Seven Point Meditation

There are millions of forms of meditation, and they often look similar. That is because there are basic elements when it comes to meditation posture.

Seven Point Meditation

The Seven Points of Vairocana is a Buddhist type of meditation. It uses the posture of the center of the mandala that represent the five principles of Buddha.

Buddha is thought to represent the wisdom of all the space, and he represents the idea that our ignorance can be changed into space and accommodates everything.

  • First Point: Sitting

This is when you sit cross-legged in the floor. This is a good time to try this and even if it is hard, you can do an easier cross-legged position. There are different variations of sitting cross-legged and the best way to do this is to have a meditation cushion so you can be more comfortable.

You can use the pillow from your couch or your bed as long as it is adjusted so you aren’t in pain when you’re sitting.

    • Quarter Lotus

You can sit on a meditation seat with your legs crossed and both feet resting below the opposite thigh. Sit loosely.

    • Half Lotus

In this position your legs are crossed with only one foot on the opposite thigh and the other foot can just fold under the top leg.

    • Full Lotus

Put your legs crossed with both feet resting on the opposite thigh.

    • Burmese

If you can’t cross your legs, try to just relax and put your feet laying on the floor.

    • Seiza

Don’t cross your legs but kneel and put a cushion between your legs. This keeps you propped up.

    • Using a Chair

You can use a chair if you need to, and you should never feel bad for doing this. When you sit in the chair put your back against it and sit with your feet on the floor.

You can even meditate laying down but if you are prone to falling asleep, we don’t recommend this method.

  • Second Point: Elongating the Spine

It is important that you stretch out your spine and that you have your spine like a stack of coins. This will help you to feel uplifted during meditation.

  • Third Point: Hands

You need to rest your hands on your lap and then you can put them at your sides if you get tired. Put them palms down on your thighs. This is an axis point where you can rest, and you can keep your spine upright and let the energy flow through you.

You ocan put your right hand on your left hand and touch your thumbs together as they rest in your lap. This allows you to have more energy and can help you to not feel sleepy. The left hand represents being smart and the right hand represents compassion.

  • Fourth Point: Shoulders

Let your shoulders and back relax.
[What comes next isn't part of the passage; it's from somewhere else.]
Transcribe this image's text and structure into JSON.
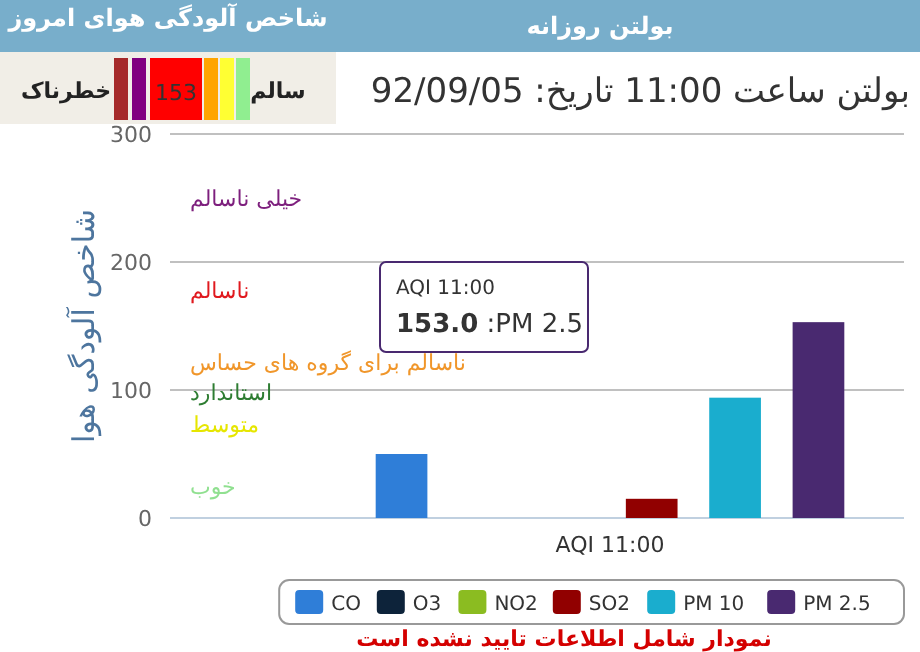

Push your shoulders back and this will open up your body.

  • Fifth Point: Chin

Tuck your chin in but not to the point where you’re looking at your lap but just a little tucked.

  • Sixth Point: Jaw

Relax the muscles in your face and put your tongue at the roof of your mouth. This can open up your breathing and swallowing.

  • Seventh Point: Eyes

Relax your eyes and focus just a couple feet in front of you. Don’t focus or pick out patterns to look at just have a loose and resting gaze. Doing this while you are meditating can help you to see who you are and set your intentions. You won’t fall asleep as easy if your eyes are open.

If you aren’t able to meditate and keep your eyes open, you can close your eyes but don’t fall asleep. It is best to pick one or the other and do and not go back and forth. Closed eyes meditation can cause you to have more thoughts and distraction for some people but if you need to meditate with your eyes closed it is okay.

Final Thoughts

Meditation needs to be done correctly and if you have the right posture then it will be easier for you to focus on your meditation and calming your mind than being uncomfortable.

10 Replies to “Meditating with Posture”

  1. ‘Relaxing the jaw’ may seem trivial, yet it plays a significant role in reducing tension during meditation. Small details often yield profound results.

  2. I appreciate how the Seven Point Meditation integrates both physical posture and mental focus. It emphasizes the interconnectedness of body and mind in achieving mindfulness.

  3. The detailed breakdown of meditation postures is quite enlightening. It appears that proper alignment significantly enhances the meditative experience.

  4. ‘Final Thoughts’ emphasizes that discomfort can detract from meditation’s benefits. Prioritizing proper posture may lead to deeper states of tranquility.

  5. The variety of sitting positions provided gives practitioners multiple avenues to explore their comfort levels. This flexibility is essential for beginners.

  6. ‘Using a chair’ as an option for meditation is a practical approach that acknowledges individual needs. Comfort should not be overlooked in any meditative practice.

  7. Understanding the symbolism behind each posture adds depth to the practice. It is fascinating how these physical forms translate into spiritual principles.

    1. Indeed, the connection between posture and intent can enhance one’s overall meditation experience. Each position seems to hold its own significance.

    2. The emphasis on spinal alignment resonates with many traditional practices. It’s remarkable how ancient wisdom continues to inform modern techniques.

  8. ‘Eyes open vs closed’ offers an interesting dichotomy in meditation methods. It’s beneficial to highlight this choice for those new to the practice.